Secara umum, ada lima macam hak finansial istri dan anak pasca perceraian, yaitu:
a) Mut’ah
b) Nafkah, maskan , kiswah selama masa iddah.
c) Mahar (jika terhutang).
d) Biaya hadlanah untuk anak-anak yang belum berusia 21 tahun.
e) Harta gono gini
Hal ini dijelaskan dalam Kompilasi Hukum Islam (KHI) tentang akibat putusnya perkawinan khususnya kewajiban suami atas istri dan anak pada kasus cerai talak.
Penjelasan dalam Kompilasi Hukum Islam (KHI) ini disimpulkan dari pendapat para ulama fiqh. Khusus masalah harta gono gini, dengan perkawinan, Hasbi as Siddiqi menjadikan sang istri syirkatur rojuli filhayati (kongsi sekutu seorang suami dalam melayani bahtera hidup), maka antara suami istri dapat terjadi syarikah abadan (perkongsian tidak terbatas).
Sebagaimana dijelaskan sebelumnya, pernikahan yang resmi dicatat di KUA ataupun pernikahan yang tidak dicatat (nikah sirri) berhak mendapat hak finansial pasca terjadinya perceraian. Akan tetapi bedanya, bagi pernikahan yang dicatat, maka hak tersebut bisa diperjuangkan melalui Pengadilan Agama. Dan sebagaimana aturan yang berlaku, akta cerai bisa diambil setelah suami sudah menunaikan hak-hak finansial istri.
Mahkamah Agung Republik Indonesia telah menerbitkan Surat Edaran Nomor 2 Tahun 2019 Tentang Pemberlakuan Rumusan Hasil Rapat Pleno Kamar Mahkamah Agung Tahun 2019 Sebagai Pedoman Pelaksanaan Tugas bagi Pengadilan.
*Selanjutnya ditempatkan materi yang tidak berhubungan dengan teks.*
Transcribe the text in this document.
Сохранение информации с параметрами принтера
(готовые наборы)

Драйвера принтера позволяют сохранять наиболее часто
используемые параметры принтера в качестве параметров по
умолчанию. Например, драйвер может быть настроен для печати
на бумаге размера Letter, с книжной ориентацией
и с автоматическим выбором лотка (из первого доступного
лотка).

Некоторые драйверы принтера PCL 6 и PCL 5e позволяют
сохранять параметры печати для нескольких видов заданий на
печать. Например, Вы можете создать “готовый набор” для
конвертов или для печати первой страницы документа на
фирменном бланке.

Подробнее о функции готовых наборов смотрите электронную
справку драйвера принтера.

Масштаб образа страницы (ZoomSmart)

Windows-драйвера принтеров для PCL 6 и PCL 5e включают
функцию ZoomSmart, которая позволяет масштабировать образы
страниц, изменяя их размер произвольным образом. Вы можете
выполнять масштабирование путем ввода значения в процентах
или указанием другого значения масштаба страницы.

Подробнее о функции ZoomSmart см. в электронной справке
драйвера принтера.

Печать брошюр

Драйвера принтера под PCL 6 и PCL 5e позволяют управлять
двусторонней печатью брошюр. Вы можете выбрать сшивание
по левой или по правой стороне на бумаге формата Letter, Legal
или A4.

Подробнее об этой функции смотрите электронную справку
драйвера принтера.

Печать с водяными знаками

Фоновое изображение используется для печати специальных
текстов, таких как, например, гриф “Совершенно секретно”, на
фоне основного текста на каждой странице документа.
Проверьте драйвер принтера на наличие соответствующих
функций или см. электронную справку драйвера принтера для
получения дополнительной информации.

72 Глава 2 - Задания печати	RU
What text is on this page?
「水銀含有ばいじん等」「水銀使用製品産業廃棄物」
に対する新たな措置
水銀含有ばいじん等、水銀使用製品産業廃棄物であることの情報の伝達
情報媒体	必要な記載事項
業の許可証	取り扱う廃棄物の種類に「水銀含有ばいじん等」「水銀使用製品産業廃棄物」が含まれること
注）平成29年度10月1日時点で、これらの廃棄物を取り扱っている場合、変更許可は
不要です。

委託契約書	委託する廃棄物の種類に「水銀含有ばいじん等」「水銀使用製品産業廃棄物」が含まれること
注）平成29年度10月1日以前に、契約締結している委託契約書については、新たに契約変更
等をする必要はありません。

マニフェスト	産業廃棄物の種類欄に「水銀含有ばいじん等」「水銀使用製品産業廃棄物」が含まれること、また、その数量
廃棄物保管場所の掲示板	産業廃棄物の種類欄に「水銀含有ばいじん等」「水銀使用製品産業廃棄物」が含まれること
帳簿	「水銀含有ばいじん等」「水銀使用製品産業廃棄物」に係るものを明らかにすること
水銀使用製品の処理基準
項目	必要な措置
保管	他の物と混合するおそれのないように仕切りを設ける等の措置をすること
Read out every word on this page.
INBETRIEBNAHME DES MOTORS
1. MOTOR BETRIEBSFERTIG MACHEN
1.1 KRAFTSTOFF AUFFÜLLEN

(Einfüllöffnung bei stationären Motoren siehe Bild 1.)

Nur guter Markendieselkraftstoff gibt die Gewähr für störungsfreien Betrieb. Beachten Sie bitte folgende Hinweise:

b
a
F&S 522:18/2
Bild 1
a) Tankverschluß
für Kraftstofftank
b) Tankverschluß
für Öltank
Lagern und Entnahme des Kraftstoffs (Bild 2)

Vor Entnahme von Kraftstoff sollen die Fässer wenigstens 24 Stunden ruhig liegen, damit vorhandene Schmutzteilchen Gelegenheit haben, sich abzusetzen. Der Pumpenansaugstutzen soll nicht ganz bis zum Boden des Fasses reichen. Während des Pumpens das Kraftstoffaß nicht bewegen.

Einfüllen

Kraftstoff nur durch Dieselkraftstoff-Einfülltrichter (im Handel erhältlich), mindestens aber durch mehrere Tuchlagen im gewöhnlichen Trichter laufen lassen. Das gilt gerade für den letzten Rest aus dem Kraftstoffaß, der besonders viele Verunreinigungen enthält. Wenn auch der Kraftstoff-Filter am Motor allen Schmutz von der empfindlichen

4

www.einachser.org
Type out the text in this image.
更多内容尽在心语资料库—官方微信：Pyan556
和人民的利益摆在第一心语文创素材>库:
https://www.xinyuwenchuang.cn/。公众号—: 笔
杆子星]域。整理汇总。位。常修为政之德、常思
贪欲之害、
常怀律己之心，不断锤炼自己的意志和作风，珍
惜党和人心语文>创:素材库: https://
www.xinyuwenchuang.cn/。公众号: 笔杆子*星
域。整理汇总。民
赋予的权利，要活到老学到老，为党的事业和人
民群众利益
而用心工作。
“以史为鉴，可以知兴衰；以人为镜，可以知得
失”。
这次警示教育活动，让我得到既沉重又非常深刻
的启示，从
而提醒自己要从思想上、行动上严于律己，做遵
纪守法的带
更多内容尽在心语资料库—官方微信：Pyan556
Menurut aturan yang berlaku, pernikahan yang sah dan mempunyai kekuatan hukum hanya nikah yang didaftarkan dan dicatatkan oleh Pegawai Pencatat Nikah di KUA.
Hal ini dijelaskan secara detail dan tegas dalam pasal 5 ayat (1) dan (2) dan pasal 6 ayat (1) dan (2) Inpres No. 1 Tahun 1991, tentang Kompilasi Hukum Islam, dan juga pasal 2 ayat (1) dan (2) UU No. 1 Tahun 1974, tentang Perkawinan
Oleh karena itu, bagi pelaku pernikahan sirri khususnya bagi istri yang mengalami perceraian, maka hak-hak finansial di atas bisa diperjuangkan tidak melalui jalur pengadilan, tapi melalui jalur pribadi, yaitu atas kesadaran mantan suami, dan juga melalui pihak-pihak yang membantu melaksanakan pernikahan sirrinya.